EU rules on payment services would be updated to improve security, widen consumer choice and keep pace with innovation under an informal deal struck by Economic and Monetary Affairs Committee MEPs and the Latvian Presidency of the Council.
The updated rules aim to stimulate competition to provide payment services and foster innovative payment methods, especially for online payment services. They still need to be endorsed by Parliament as a whole and the Council.
"The EU payment services market remains fragmented and expensive, costing €130 billion, or over 1% of EU GDP, a year. The EU economy cannot afford these costs, if it wants to be globally competitive", said lead MEP Antonio Tajani (EPP, IT), adding that "The new regulatory framework will reduce costs, improve the security of payments and facilitate the emergence of new players and innovative new mobile and internet payment methods".
A payer using an online account would have the right to use payment software or devices provided by an authorised third party and to have his payments executed on his behalf by this provider.
A bank servicing such an account could deny this third party access to a payer’s payment account only for objectively justified and evidenced security reasons which have been reported to the supervisory authorities.
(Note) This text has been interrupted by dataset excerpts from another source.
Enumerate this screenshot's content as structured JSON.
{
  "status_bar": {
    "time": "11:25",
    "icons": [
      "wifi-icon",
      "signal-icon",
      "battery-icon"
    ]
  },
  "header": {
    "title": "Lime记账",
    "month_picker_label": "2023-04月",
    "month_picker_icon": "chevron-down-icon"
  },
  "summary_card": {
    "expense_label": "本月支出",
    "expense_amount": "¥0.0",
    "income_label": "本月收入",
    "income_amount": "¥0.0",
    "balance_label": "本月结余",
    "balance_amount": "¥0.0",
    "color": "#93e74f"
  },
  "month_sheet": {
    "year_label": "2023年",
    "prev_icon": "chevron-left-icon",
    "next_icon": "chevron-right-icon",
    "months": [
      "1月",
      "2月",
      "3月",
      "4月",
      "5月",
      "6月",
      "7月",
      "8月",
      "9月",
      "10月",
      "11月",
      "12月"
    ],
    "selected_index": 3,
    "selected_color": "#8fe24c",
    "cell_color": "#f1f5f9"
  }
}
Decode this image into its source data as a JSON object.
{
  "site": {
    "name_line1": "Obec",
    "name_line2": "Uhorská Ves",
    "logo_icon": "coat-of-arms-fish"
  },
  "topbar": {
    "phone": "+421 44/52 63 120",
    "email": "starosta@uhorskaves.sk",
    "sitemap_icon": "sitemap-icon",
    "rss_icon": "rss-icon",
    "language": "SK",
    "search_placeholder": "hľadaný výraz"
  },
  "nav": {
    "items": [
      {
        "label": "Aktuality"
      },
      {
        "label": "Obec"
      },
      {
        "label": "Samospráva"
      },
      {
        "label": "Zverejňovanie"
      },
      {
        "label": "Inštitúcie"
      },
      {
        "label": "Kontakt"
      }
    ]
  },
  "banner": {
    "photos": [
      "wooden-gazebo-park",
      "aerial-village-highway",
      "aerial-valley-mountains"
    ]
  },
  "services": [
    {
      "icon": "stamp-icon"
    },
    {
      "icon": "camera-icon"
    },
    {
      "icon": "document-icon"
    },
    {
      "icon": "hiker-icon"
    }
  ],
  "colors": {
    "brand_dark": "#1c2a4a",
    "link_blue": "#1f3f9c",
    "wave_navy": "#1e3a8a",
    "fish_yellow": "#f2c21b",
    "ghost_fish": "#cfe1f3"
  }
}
This safeguard should preclude any possibility of banks "blocking" the market for new payment services.
Payment service suppliers would have to adopt technologies that ensure safe authentication of the user and reduce the risk of fraud. They would have to ensure that a user’s personal data are transmitted through the safe channels and that they are shared only with the user’s consent and to the minimum possible extent.
The agreed text, which also updates the rules in a wide range of other areas, such as refund rights, payment service charges and surcharges, will be further discussed in technical three-way talks between MEPs, the Council of Ministers and the European Commission. As soon as a final agreement is reached, Parliament will be put it to a plenary vote. The outcome will also need to be endorsed by EU member states.